Krank, Kontaminier, AIDS, infiziert... Das Gewicht der Worte

Wenn es um HIV geht, ist es leider üblich, dass der Diskurs von Negativität und Ungenauigkeiten geprägt ist. Zum Beispiel besteht eine anhaltende Verwirrung zwischen HIV und AIDS, und oft wird von «Infektion» gesprochen (ein Begriff, der, wie wir uns erinnern, von «infizieren» abgeleitet ist), während die Übertragungswege häufig unter dem Begriff «Kontamination» erwähnt werden.

Von Raphael Depallens, Aids-Hilfe Schweiz

Die Art und Weise, wie wir uns ausdrücken, wie wir Ereignisse, Personen oder ihre Handlungen schildern, sagt viel über unser Verständnis dieser Themen aus. Worte sind oft der Spiegel unserer Gedanken, ob bewusst oder unbewusst. Diese Einführung hilft mir, die Auswirkungen von Worten auf das Leben von Menschen mit HIV zu thematisieren. . Worte können emotional aufgeladen seinund haben das Potential wie wie trojanische Pferde der Stigmatisierung zu wirken.

Um die Bedeutung der Sprache zu veranschaulichen, schlage ich Ihnen eine Stilübung in drei Versionen vor. Die erste spiegelt meine Wahrnehmung wider, was ich letztendlich als die "optimale" Version betrachte; die zweite, betitelt "Unwissenheit & Medien", repräsentiert das, was ich noch viel zu oft höre und was Leid verursacht; und die dritte ist stark vom medizinischen Diskurs inspiriert. Achtung: Zwei der drei Versionen können schmerzhaft zu lesen sein, aber sie sind wesentlich, um die entscheidenden Fragen der Sprache zu diesem Thema und damit ihre Auswirkungen zu demonstrieren.

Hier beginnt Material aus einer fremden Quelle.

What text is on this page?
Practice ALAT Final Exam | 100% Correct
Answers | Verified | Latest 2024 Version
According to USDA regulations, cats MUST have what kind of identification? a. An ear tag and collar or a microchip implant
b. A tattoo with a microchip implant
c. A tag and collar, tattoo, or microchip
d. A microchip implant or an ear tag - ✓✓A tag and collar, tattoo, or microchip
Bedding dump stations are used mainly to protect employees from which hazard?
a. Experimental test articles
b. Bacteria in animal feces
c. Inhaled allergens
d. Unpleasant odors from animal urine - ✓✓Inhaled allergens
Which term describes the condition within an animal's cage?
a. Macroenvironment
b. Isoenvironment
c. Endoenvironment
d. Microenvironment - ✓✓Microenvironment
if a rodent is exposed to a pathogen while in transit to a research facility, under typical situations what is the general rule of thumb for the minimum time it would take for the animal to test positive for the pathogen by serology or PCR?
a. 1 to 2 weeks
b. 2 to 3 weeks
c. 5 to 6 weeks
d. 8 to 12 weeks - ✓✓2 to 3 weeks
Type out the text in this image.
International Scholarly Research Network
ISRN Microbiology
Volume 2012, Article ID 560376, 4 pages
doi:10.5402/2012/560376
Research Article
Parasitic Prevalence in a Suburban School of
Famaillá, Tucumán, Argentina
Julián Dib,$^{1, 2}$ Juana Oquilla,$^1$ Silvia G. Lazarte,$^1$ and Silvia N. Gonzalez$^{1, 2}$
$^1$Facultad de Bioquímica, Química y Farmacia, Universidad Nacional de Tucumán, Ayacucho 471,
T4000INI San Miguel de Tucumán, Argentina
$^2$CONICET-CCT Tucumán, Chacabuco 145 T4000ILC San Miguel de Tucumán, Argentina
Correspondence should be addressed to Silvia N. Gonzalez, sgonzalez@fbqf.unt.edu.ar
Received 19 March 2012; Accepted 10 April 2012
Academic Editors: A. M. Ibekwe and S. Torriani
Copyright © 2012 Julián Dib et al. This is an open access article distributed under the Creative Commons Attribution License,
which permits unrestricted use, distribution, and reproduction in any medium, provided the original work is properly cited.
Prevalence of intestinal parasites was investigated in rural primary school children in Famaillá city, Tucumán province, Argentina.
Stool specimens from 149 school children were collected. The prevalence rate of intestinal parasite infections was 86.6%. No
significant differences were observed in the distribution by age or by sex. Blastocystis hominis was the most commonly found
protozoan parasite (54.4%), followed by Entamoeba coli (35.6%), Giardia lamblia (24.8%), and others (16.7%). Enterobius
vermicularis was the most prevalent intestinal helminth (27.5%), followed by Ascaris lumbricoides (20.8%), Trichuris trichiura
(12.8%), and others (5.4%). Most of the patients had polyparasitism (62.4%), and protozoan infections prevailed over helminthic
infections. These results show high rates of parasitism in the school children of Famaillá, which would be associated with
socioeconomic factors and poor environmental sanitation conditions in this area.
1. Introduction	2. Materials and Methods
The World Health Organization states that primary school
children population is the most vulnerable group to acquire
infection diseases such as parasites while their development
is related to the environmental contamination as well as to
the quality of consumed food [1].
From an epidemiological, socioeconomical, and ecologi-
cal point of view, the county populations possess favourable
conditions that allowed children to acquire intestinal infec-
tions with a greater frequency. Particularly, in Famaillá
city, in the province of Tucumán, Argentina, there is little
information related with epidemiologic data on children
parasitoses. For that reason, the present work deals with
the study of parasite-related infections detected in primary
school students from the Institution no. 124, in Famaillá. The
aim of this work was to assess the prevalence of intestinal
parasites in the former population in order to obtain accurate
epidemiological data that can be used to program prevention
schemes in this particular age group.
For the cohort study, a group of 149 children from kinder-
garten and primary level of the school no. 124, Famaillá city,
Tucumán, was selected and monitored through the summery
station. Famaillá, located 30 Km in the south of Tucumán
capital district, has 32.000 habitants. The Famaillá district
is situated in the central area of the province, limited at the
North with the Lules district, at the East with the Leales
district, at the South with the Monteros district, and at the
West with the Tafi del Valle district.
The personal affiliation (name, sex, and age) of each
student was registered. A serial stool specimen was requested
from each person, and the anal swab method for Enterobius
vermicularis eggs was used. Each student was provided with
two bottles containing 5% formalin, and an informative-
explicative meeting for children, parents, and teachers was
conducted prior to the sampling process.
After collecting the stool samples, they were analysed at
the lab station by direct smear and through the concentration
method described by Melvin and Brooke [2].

OptimaleVersion (das tut gut!)  Seit 2015 lebe ich mit HIV. Ich habe viel Stigmatisierung und Selbststigmatisierung integriert, was mich oft daran gehindert hat, darüber zu sprechen. Mein Mann, den ich fünf Monate nach meiner Diagnose kennengelernt habe und der serodifferent ist, war meine erste Rückkehr ins Leben. Mit einer wirksamen, einfachen und gut verträglichen Behandlung übertrage ich HIV auf keine Weise.

Unwissenheit & Medien (das tut weh!) Seit ich 2015 mit AIDS infiziert wurde, hatte ich grosse Schwierigkeiten, darüber zu sprechen, weil ich schmutzig und beschämt bin, aber mein Mann, den ich fünf Monate nach der Entdeckung meiner Krankheit kennengelernt habe und der serodiskordant ist, war mein Lebenselixier. Mit den Medikamenten bin ich nicht mehr gefährlich.

Hypermedizinische Version (das nervt!)  Im Jahr 2015 betrug Ihre Viruslast bei der Primoinfektion mehrere tausend Kopien, jedoch war Ihr CD4-Wert intakt. Wahrscheinlich haben Sie nach der Bekanntgabe Ihrer Diagnose eine reaktive Depression erlitten, Ihr Mann ist ein HIV-negativer Patient und war für Sie eine wichtige Unterstützung in Bezug auf die psychische Gesundheit. Dank der Kombination verschiedener Moleküle, die an bestimmten Stellen die Replikation und Vermehrung von HIV blockieren, sind Sie ein Patient, ein Fall, der andere nicht infizieren kann.

Abschliessend gab es in der Vergangenheit einen erbitterten Kampf, damit HIV benannt werden konnte. Erst 1987, nach sieben langen Jahren des Schweigens, sprach die Reagan-Administration in den USA offen über HIV und die Epidemie. Dank der unermüdlichen Bemühungen der Menschen, die mit HIV leben, und ihrer Verbündeten konnte das Virus anerkannt und bekämpft werden. Heute hat sich der Kampf in vielerlei Hinsicht weiterentwickelt, aber das Schweigen bleibt ein zentrales Thema. Das Gewicht der Tabus, die Stigmatisierung und folglich die gewählten Worte sind entscheidend, da sie unsere tiefen Gedanken widerspiegeln.

Es ist zwingend nötig, dass sich diese Situation in Bezug auf die Sprache ändert, um die Stigmatisierung der Menschen, die mit HIV leben, zu bekämpfen. Es ist auch wichtig zu betonen, dass es ebenso und in erheblichem Masse um die Prävention und frühzeitige Erkennung von HIV geht sowie um die Fähigkeit, angemessene sozialmedizinische Leistungen anzubieten.